News of the Weird
by Chuck Shepherd
Man’s Other Best Friends
• People’s love for their pets reached a new high in December when a British man paid a veterinarian the equivalent of $500 to perform delicate surgery on a sick office goldfish (typical pet store “replacement” price: $1 to $5). Vet Faye Bethell of North Walsham, England, told the Eastern Daily Press in December that there was “nothing special” about the fish, but that the customer “just liked it a lot.” In fact, the goldfish likely did not even have a pet name—as Bethell in an interview spoke intimately of another patient by name (Cadbury, the skunk). (Bethell’s procedure involved removing the patient from the bowl, flooding its gills with anesthetic-fortified water, and using a tiny scalpel to remove lumps that were causing it constipation, with the surgery guided by a miniature heart-rate monitor.)
Iraqi TV Goes “Jerry Springer”
• Iraq’s government-run channel, Iraqiyya TV, has a reality show reminiscent of American confrontational programs, but is designed to force captured ISIS fighters to acknowledge the pain they have created. One episode of “In the Grip of the Law” (described in a December Associated Press dispatch) showed family members of car-bombing victims on a street corner in Baghdad haranguing one of the men convicted of the crime. A young man in a wheelchair, having lost his father in the attack, faced off against the convict, screaming until the jihadist “began weeping, as the cameras rolled.”
• On Nov. 6, a couple (aged 68 and 65) were hospitalized after spending almost 13 hours locked in their car inside their own garage in Alexandra, New Zealand. The night before, they had been unable to remember a salesman’s tutorial on how to unlock their new Mazda 3 from the inside and had spent the night assuming they were trapped because they had forgotten to bring along the battery-operated key. The wife was unconscious when neighbors finally noticed them, and her husband was struggling to breathe. (The door unlocks manually, of course.)
• At first, it seemed another textbook case of a wrongly convicted murderer being released after a long prison stint (15 years), based on a re-examination of evidence. Illinois officials freed Alstory Simon, who had “confessed” in 1999 to killing two teenagers (before a defendants’ advocacy organization convinced a judge that the confession had been coerced). That 1999 confession had allowed the man previously convicted, Anthony Porter, to go free, but prosecutors in October 2014 had second—or third—thoughts. They once again believe that Porter was the killer—even though a different defendants’ advocacy organization had originally worked to free him. (In any event, “double jeopardy” prevents Porter’s retrial.)
• Undersheriff Noel Stephen of Okeechobee County, Florida, acknowledged to WPBF-TV in December that among the public services his office performs is supervising parents’ spanking of children.

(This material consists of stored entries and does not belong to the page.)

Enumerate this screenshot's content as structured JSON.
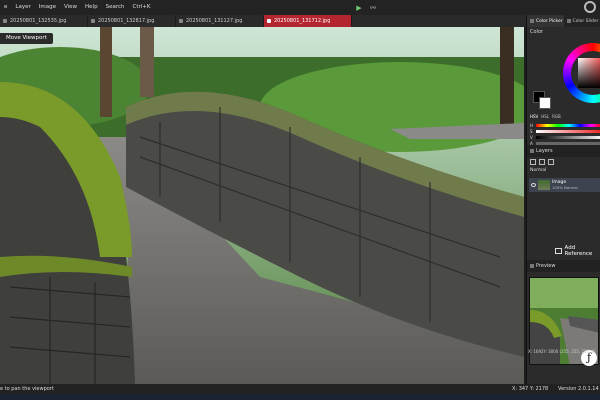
{
  "menu": {
    "items": [
      "e",
      "Layer",
      "Image",
      "View",
      "Help",
      "Search",
      "Ctrl+K"
    ]
  },
  "tabs": [
    {
      "label": "20250801_132535.jpg",
      "active": false
    },
    {
      "label": "20250801_132817.jpg",
      "active": false
    },
    {
      "label": "20250801_131127.jpg",
      "active": false
    },
    {
      "label": "20250801_131712.jpg",
      "active": true
    }
  ],
  "viewport": {
    "hint_badge": "Move Viewport"
  },
  "right_panel": {
    "tabs": [
      "Color Picker",
      "Color Slider"
    ],
    "color_label": "Color",
    "modes": [
      "HSV",
      "HSL",
      "RGB"
    ],
    "slider_labels": [
      "H",
      "S",
      "V",
      "A"
    ],
    "layers": {
      "title": "Layers",
      "blend_mode": "Normal",
      "layer_name": "Image",
      "layer_sub": "100% Normal"
    },
    "add_reference": "Add Reference",
    "preview_title": "Preview",
    "preview_status": "X: 1692Y: 3000   (255, 255, 255, 0)"
  },
  "status": {
    "hint": "e to pan the viewport",
    "coords": "X: 347 Y: 2178",
    "version": "Version 2.0.1.14"
  },
  "colors": {
    "accent_tab": "#b3262f",
    "play": "#6cc96c"
  }
}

After two sisters argued on Dec. 29, their father decided to administer a whipping to one and asked Deputy Stephen to drop by and make sure he stayed within the law. That’s “not something we advertise to do,” said the deputy, but he estimates he has monitored about a dozen spankings.
Government in Action
• The Government Accountability Office was on the job in December, issuing an emphatic ruling that the National Weather Service could not legally issue its workers disposable cups, plates and utensils on the job. Such items are “personal,” GAO declared, even though most NWS facilities are in remote locations, staffed by two-person shifts that almost force employees to eat on the premises. “You can’t run out” and “grab a burger,” one employee said. Nonetheless, after a lengthy deliberative process, GAO said its decision is final.

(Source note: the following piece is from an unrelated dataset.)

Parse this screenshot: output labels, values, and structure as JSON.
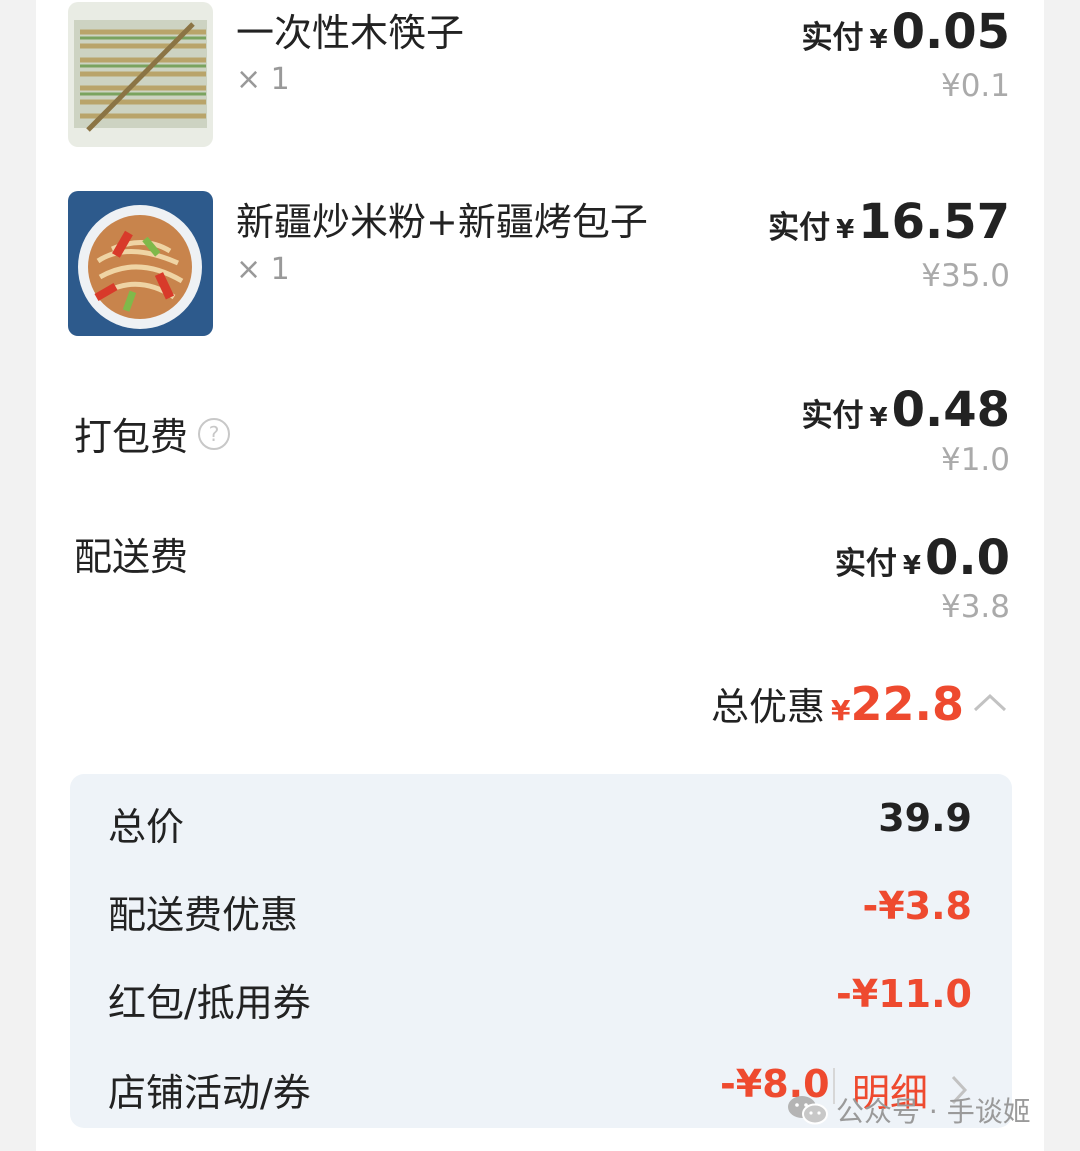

• In a November ruling, France’s minister of housing and minister of ecology jointly announced further streamlining of law books, removing bulky, out-of-date regulations. Among the rescissions, beginning Dec. 1, is the ban on installing toilets in kitchens.
Best Recent Foreign News
• Championship-Level Theft: China’s Gxnews.com.cn reported in December the arrest of a man in Yulin City, accused of stealing more than 2,000 items of underwear from women in his neighborhood, taken within the last year. He hid his stash above ceiling tiles in stairwells in his apartment building, but he drew attention when one of the ceiling spaces caved in from the weight of the garments, showering the stairs in an array of colorful lingerie. (Just within the last month, according to Hong Kong’s South China Morning Post, two other men, in Zhejiang and Hubei provinces, have been detained for similar crimes. In the latter case, the alleged thief was also wearing lingerie.)

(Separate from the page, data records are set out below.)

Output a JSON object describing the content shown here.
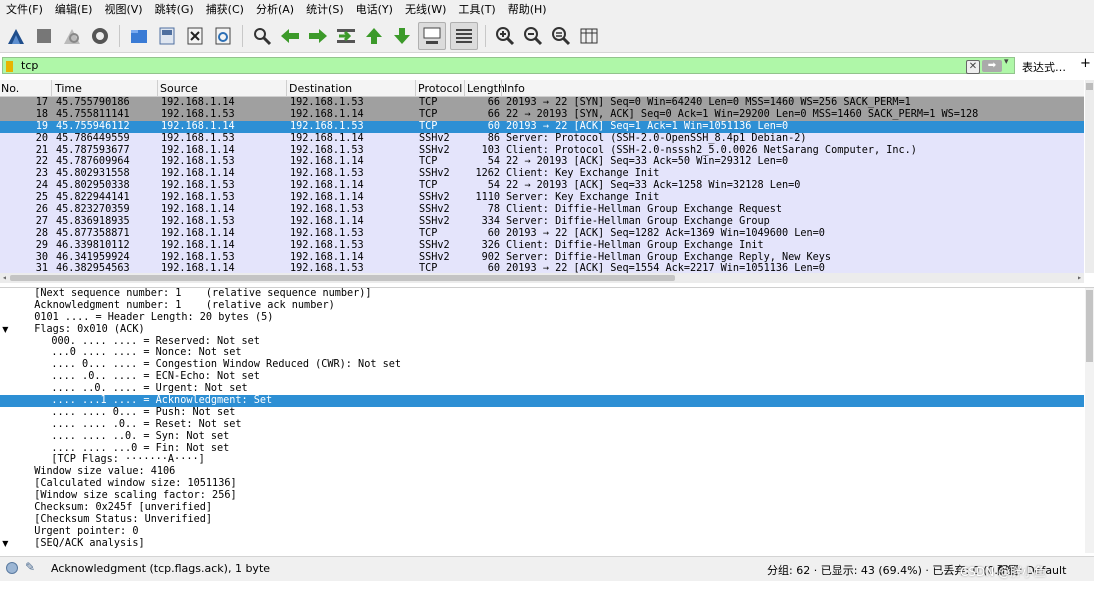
{
  "menu": [
    "文件(F)",
    "编辑(E)",
    "视图(V)",
    "跳转(G)",
    "捕获(C)",
    "分析(A)",
    "统计(S)",
    "电话(Y)",
    "无线(W)",
    "工具(T)",
    "帮助(H)"
  ],
  "toolbar_icons": [
    {
      "name": "start-capture-icon",
      "color": "#1f4e8c"
    },
    {
      "name": "stop-capture-icon",
      "color": "#777777"
    },
    {
      "name": "restart-capture-icon",
      "color": "#9a9a9a"
    },
    {
      "name": "capture-options-icon",
      "color": "#333333"
    },
    {
      "name": "open-file-icon",
      "color": "#3a7bd5"
    },
    {
      "name": "save-file-icon",
      "color": "#4f6f9f"
    },
    {
      "name": "close-file-icon",
      "color": "#444444"
    },
    {
      "name": "reload-file-icon",
      "color": "#2c6fb5"
    },
    {
      "name": "find-packet-icon",
      "color": "#333333"
    },
    {
      "name": "go-back-icon",
      "color": "#3c9a2a"
    },
    {
      "name": "go-forward-icon",
      "color": "#3c9a2a"
    },
    {
      "name": "go-to-packet-icon",
      "color": "#3c9a2a"
    },
    {
      "name": "go-first-icon",
      "color": "#3c9a2a"
    },
    {
      "name": "go-last-icon",
      "color": "#3c9a2a"
    },
    {
      "name": "autoscroll-icon",
      "color": "#444444"
    },
    {
      "name": "colorize-icon",
      "color": "#444444"
    },
    {
      "name": "zoom-in-icon",
      "color": "#333333"
    },
    {
      "name": "zoom-out-icon",
      "color": "#333333"
    },
    {
      "name": "zoom-reset-icon",
      "color": "#333333"
    },
    {
      "name": "resize-columns-icon",
      "color": "#333333"
    }
  ],
  "filter": {
    "value": "tcp",
    "expression_label": "表达式…",
    "plus_label": "+",
    "bg_color": "#aff7a8"
  },
  "packet_list": {
    "columns": [
      "No.",
      "Time",
      "Source",
      "Destination",
      "Protocol",
      "Length",
      "Info"
    ],
    "rows": [
      {
        "no": "17",
        "time": "45.755790186",
        "src": "192.168.1.14",
        "dst": "192.168.1.53",
        "proto": "TCP",
        "len": "66",
        "info": "20193 → 22 [SYN] Seq=0 Win=64240 Len=0 MSS=1460 WS=256 SACK_PERM=1",
        "style": "gray"
      },
      {
        "no": "18",
        "time": "45.755811141",
        "src": "192.168.1.53",
        "dst": "192.168.1.14",
        "proto": "TCP",
        "len": "66",
        "info": "22 → 20193 [SYN, ACK] Seq=0 Ack=1 Win=29200 Len=0 MSS=1460 SACK_PERM=1 WS=128",
        "style": "gray"
      },
      {
        "no": "19",
        "time": "45.755946112",
        "src": "192.168.1.14",
        "dst": "192.168.1.53",
        "proto": "TCP",
        "len": "60",
        "info": "20193 → 22 [ACK] Seq=1 Ack=1 Win=1051136 Len=0",
        "style": "sel"
      },
      {
        "no": "20",
        "time": "45.786449559",
        "src": "192.168.1.53",
        "dst": "192.168.1.14",
        "proto": "SSHv2",
        "len": "86",
        "info": "Server: Protocol (SSH-2.0-OpenSSH_8.4p1 Debian-2)",
        "style": "blue"
      },
      {
        "no": "21",
        "time": "45.787593677",
        "src": "192.168.1.14",
        "dst": "192.168.1.53",
        "proto": "SSHv2",
        "len": "103",
        "info": "Client: Protocol (SSH-2.0-nsssh2_5.0.0026 NetSarang Computer, Inc.)",
        "style": "blue"
      },
      {
        "no": "22",
        "time": "45.787609964",
        "src": "192.168.1.53",
        "dst": "192.168.1.14",
        "proto": "TCP",
        "len": "54",
        "info": "22 → 20193 [ACK] Seq=33 Ack=50 Win=29312 Len=0",
        "style": "blue"
      },
      {
        "no": "23",
        "time": "45.802931558",
        "src": "192.168.1.14",
        "dst": "192.168.1.53",
        "proto": "SSHv2",
        "len": "1262",
        "info": "Client: Key Exchange Init",
        "style": "blue"
      },
      {
        "no": "24",
        "time": "45.802950338",
        "src": "192.168.1.53",
        "dst": "192.168.1.14",
        "proto": "TCP",
        "len": "54",
        "info": "22 → 20193 [ACK] Seq=33 Ack=1258 Win=32128 Len=0",
        "style": "blue"
      },
      {
        "no": "25",
        "time": "45.822944141",
        "src": "192.168.1.53",
        "dst": "192.168.1.14",
        "proto": "SSHv2",
        "len": "1110",
        "info": "Server: Key Exchange Init",
        "style": "blue"
      },
      {
        "no": "26",
        "time": "45.823270359",
        "src": "192.168.1.14",
        "dst": "192.168.1.53",
        "proto": "SSHv2",
        "len": "78",
        "info": "Client: Diffie-Hellman Group Exchange Request",
        "style": "blue"
      },
      {
        "no": "27",
        "time": "45.836918935",
        "src": "192.168.1.53",
        "dst": "192.168.1.14",
        "proto": "SSHv2",
        "len": "334",
        "info": "Server: Diffie-Hellman Group Exchange Group",
        "style": "blue"
      },
      {
        "no": "28",
        "time": "45.877358871",
        "src": "192.168.1.14",
        "dst": "192.168.1.53",
        "proto": "TCP",
        "len": "60",
        "info": "20193 → 22 [ACK] Seq=1282 Ack=1369 Win=1049600 Len=0",
        "style": "blue"
      },
      {
        "no": "29",
        "time": "46.339810112",
        "src": "192.168.1.14",
        "dst": "192.168.1.53",
        "proto": "SSHv2",
        "len": "326",
        "info": "Client: Diffie-Hellman Group Exchange Init",
        "style": "blue"
      },
      {
        "no": "30",
        "time": "46.341959924",
        "src": "192.168.1.53",
        "dst": "192.168.1.14",
        "proto": "SSHv2",
        "len": "902",
        "info": "Server: Diffie-Hellman Group Exchange Reply, New Keys",
        "style": "blue"
      },
      {
        "no": "31",
        "time": "46.382954563",
        "src": "192.168.1.14",
        "dst": "192.168.1.53",
        "proto": "TCP",
        "len": "60",
        "info": "20193 → 22 [ACK] Seq=1554 Ack=2217 Win=1051136 Len=0",
        "style": "blue"
      }
    ]
  },
  "details": [
    {
      "indent": 2,
      "arrow": "",
      "text": "[Next sequence number: 1    (relative sequence number)]"
    },
    {
      "indent": 2,
      "arrow": "",
      "text": "Acknowledgment number: 1    (relative ack number)"
    },
    {
      "indent": 2,
      "arrow": "",
      "text": "0101 .... = Header Length: 20 bytes (5)"
    },
    {
      "indent": 2,
      "arrow": "▼",
      "text": "Flags: 0x010 (ACK)"
    },
    {
      "indent": 4,
      "arrow": "",
      "text": "000. .... .... = Reserved: Not set"
    },
    {
      "indent": 4,
      "arrow": "",
      "text": "...0 .... .... = Nonce: Not set"
    },
    {
      "indent": 4,
      "arrow": "",
      "text": ".... 0... .... = Congestion Window Reduced (CWR): Not set"
    },
    {
      "indent": 4,
      "arrow": "",
      "text": ".... .0.. .... = ECN-Echo: Not set"
    },
    {
      "indent": 4,
      "arrow": "",
      "text": ".... ..0. .... = Urgent: Not set"
    },
    {
      "indent": 4,
      "arrow": "",
      "text": ".... ...1 .... = Acknowledgment: Set",
      "selected": true
    },
    {
      "indent": 4,
      "arrow": "",
      "text": ".... .... 0... = Push: Not set"
    },
    {
      "indent": 4,
      "arrow": "",
      "text": ".... .... .0.. = Reset: Not set"
    },
    {
      "indent": 4,
      "arrow": "",
      "text": ".... .... ..0. = Syn: Not set"
    },
    {
      "indent": 4,
      "arrow": "",
      "text": ".... .... ...0 = Fin: Not set"
    },
    {
      "indent": 4,
      "arrow": "",
      "text": "[TCP Flags: ·······A····]"
    },
    {
      "indent": 2,
      "arrow": "",
      "text": "Window size value: 4106"
    },
    {
      "indent": 2,
      "arrow": "",
      "text": "[Calculated window size: 1051136]"
    },
    {
      "indent": 2,
      "arrow": "",
      "text": "[Window size scaling factor: 256]"
    },
    {
      "indent": 2,
      "arrow": "",
      "text": "Checksum: 0x245f [unverified]"
    },
    {
      "indent": 2,
      "arrow": "",
      "text": "[Checksum Status: Unverified]"
    },
    {
      "indent": 2,
      "arrow": "",
      "text": "Urgent pointer: 0"
    },
    {
      "indent": 2,
      "arrow": "▼",
      "text": "[SEQ/ACK analysis]"
    }
  ],
  "status": {
    "field_text": "Acknowledgment (tcp.flags.ack), 1 byte",
    "stats": "分组: 62 · 已显示: 43 (69.4%) · 已丢弃: 0 (0.0%)",
    "profile": "配置: Default",
    "watermark": "CSDN @胖小鱼"
  },
  "colors": {
    "selected_row": "#2d8fd4",
    "gray_row": "#a0a0a0",
    "tcp_row": "#e4e4fb"
  }
}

• British makeup artist Jordan James Parke, 23, told London’s The Sun in December how he had fallen in love with the look of U.S. celebrity Kim Kardashian and thus had forced himself to spend the equivalent of about $150,000 on “more than 50” cosmetic procedures to adopt her “pouty” look, including lip and cheek fillers, eyebrow tattoos and laser hair removal. “I love everything about Kim ... the most gorgeous woman ever,” he said. “Her skin is perfect, her hair, everything about her” (except that, in The Sun report, only her parts above the neck were mentioned).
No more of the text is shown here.